I always get sick when I fly, airplanes are like mobile germ factories and I have seriously considered being one of those people in a surgical mask, if I thought it would do any good. So when I went to Europe for a summer poetry class in grad school, it was no great shock that I was sick pretty much from the get go. But it was just a cold for the first week or so, no big deal.
And then I started to get the tell tale rasp and ache of Strep Throat. I've have it so many times in my life, I cringe as soon as the symptoms set in. But when lots of vitamins and hot tea can't drive it away, it's time for a trip to the doctor. So I found the international clinic in the Old Town and got myself a week of antibiotics, and it seemed like that would be that. In the meantime, I did miss a side trip to Poland, so that sucked, but I was on the mend, and had the rest of the month to enjoy.
Turns out that a week of antibiotics only angers Strep, doesn't cure it. (For future reference, make sure you get a full 10 day course)
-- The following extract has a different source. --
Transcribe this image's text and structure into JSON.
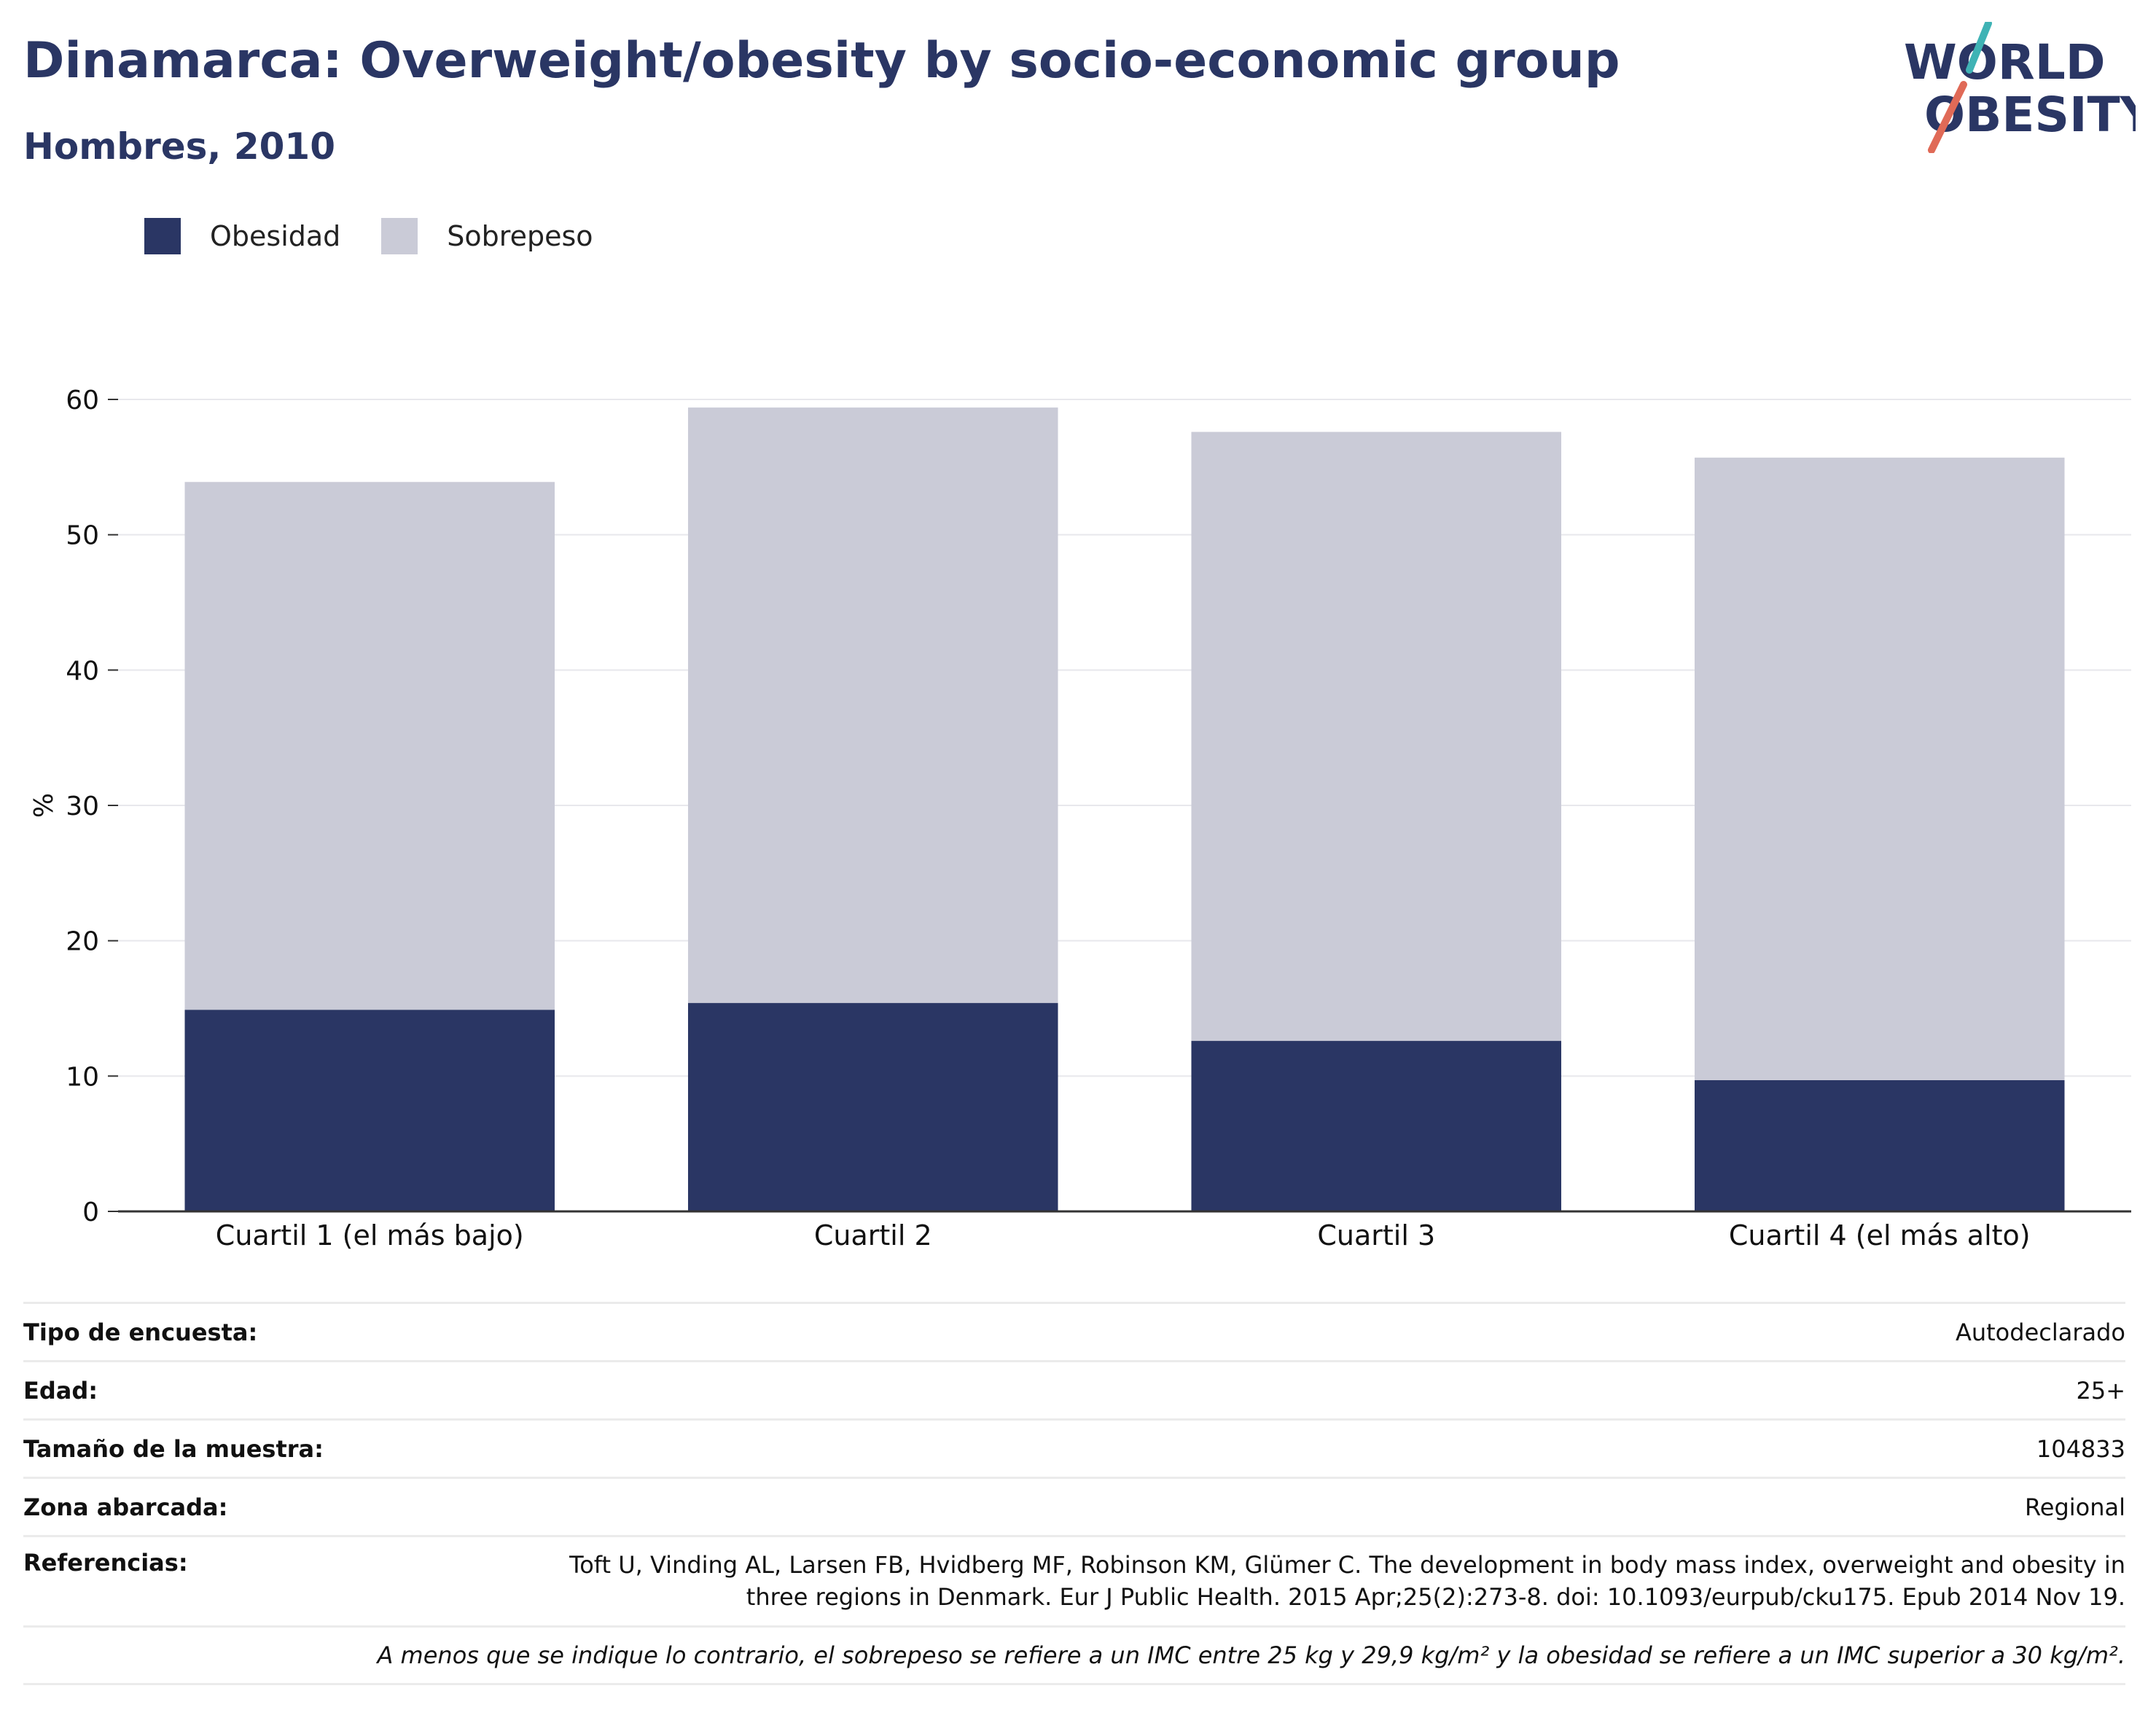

From there I went to cough drops, until I couldn't swallow anything without wincing. On the train back to Prague, I tried scalding my throat with boiling hot tea, because it was kind of pissing me off and I wanted to fight back.
At this point, I couldn't open my mouth all the way, my voice was slurred, and I couldn't even swallow water without extreme pain. So I went out in the night to find the clinic, except that it was closed. I did find the glowing green light of an all night pharmacy with a man who didn't speak any English, but who looked in my throat, and then put me into a cab to the hospital. Yup, I had the plague and was going to die.
The cab dropped me off at an old army barracks with no one anywhere in sight. I went to the door of the building with lights on inside, and found it locked. Since I had no idea where I was and no where else to go, I tried knocking, until a man in a partially unbuttoned shirt whose eyes wouldn't focus and didn't seem to be looking in the same direction, stumbled out, allowing me to get in behind him. At this point I thought they'd sent me to a mental hospital, but as the pain in my throat and hunger from not eating all day were driving me mad, I went inside.
There was a long corridor with sickly green walls and a checkered tiled floor, that reminded me of something out of The Shining. Again, totally empty. But I went to the window and rang the bell, and a nurse came out to see me. She also spoke no English, so I gestured as best I could to explain the problem. After another few minutes, she brought me in to see the doctor, who thankfully did know some English.


I did manage to wander my way to metro station and catch the last train back to our hostel for the night. And the next day I did find a pharmacy to fill the prescriptions, and even choked down the pills (I may have cried). At this point, my roommate moved out of our room and found a hotel, because she didn't want to catch the plague from me and die too.
The next night I started coughing hard, coughing up blood and pus, which is really pretty and fairly terrifying.
My abscess had burst, and I finally started to get better, with another week left of the trip to enjoy.

The lesson remains: Never get sick in Eastern Europe.